Эту же историю можно рассказать как историю чрезвычайно талантливого молодого художника, которого размолола в пыль система, воцарившаяся в Чехословакии с приходом коммунистов к власти. И это тоже будет правдой – застенчивый юный провинциал, начавший учиться в Пражской академии художеств сразу после войны, поймавший там несколько лет звенящей художественной свободы, освоивший язык экспрессионизма как родной, замолчал, как только начали закручивать гайки. Вместо обнаженных натурщиц ему было предложено рисовать пролетариев, и воображаемый молот в их поднятых в классовом гневе руках буквально прибил юношу к земле. Он ушел в себя, а его быстро ушли из академии.
Самым распространенным способом бегства от новой диктатуры в Чехословакии 1950‐х годов был отъезд в провинцию. Тихий, как и многие его друзья, вернулся в Моравию, где поселился в отчем доме в городке Кийов, неподалеку от Брно. Он войдет в знаменитую «Пятерку из Брно», его работы будут показаны на неофициальных выставках, а подготовка к первой, действительно большой и важной выставке в Праге в 1957‐м обернется для Тихого катастрофой – не выдержав напряжения, он очутится в психиатрической клинике. Это не было началом болезни, но стало переломным моментом. Противостояние с внешним миром после этого срыва приобрело еще и показательный характер.
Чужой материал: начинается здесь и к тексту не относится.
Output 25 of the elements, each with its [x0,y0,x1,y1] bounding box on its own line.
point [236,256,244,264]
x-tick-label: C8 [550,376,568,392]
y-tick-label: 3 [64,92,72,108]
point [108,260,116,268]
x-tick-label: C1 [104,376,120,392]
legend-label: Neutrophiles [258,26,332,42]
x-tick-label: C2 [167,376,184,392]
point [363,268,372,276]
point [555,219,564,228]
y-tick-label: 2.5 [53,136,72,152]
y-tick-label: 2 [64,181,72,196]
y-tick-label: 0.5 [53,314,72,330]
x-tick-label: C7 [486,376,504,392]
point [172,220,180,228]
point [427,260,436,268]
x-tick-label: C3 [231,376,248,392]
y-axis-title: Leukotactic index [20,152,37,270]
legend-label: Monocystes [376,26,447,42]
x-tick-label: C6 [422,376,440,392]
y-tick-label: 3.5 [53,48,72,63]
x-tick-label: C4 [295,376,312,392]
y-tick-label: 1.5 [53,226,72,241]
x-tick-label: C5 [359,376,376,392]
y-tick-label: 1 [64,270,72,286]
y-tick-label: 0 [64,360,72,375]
Начиная с 1960‐х годов Мирослав Тихий прекращает бриться, носит только старую одежду, живет на одну крону в день, питается тем, что удалось спасти от мышей, не сумевших забраться под сооруженную художником защитную корзину, в качестве краски использует сажу, а фотоаппаратуру собирает из всевозможных трубок, картонок, катушек, проволок, снабжая их самодельными линзами из старых очков или плексигласа. Регулярно, по главным коммунистическим праздникам, его отправляли в камеру, где насильно мыли, стригли, кормили, уговаривали вести себя хорошо, и отпускали домой. Там все начиналось сначала. Его уход в «каменный век» не есть только признак душевной болезни, это совершенно осознанный художественный жест: в стране, где все шли вперед, он ушел назад. Его неприятие системы как таковой обернулось неприятием и системы этических условностей. Он выстроил свою иерархию ценностей, в которой на самой вершине красовалось старое пальто – недаром, как рассказывают, он пытался застраховать этот ветхий объект на сумму, равную стоимости роскошного автомобиля. Для него, мастера ржавых оптических шедевров, память, заложенная в вещь, была куда ценнее новой железяки.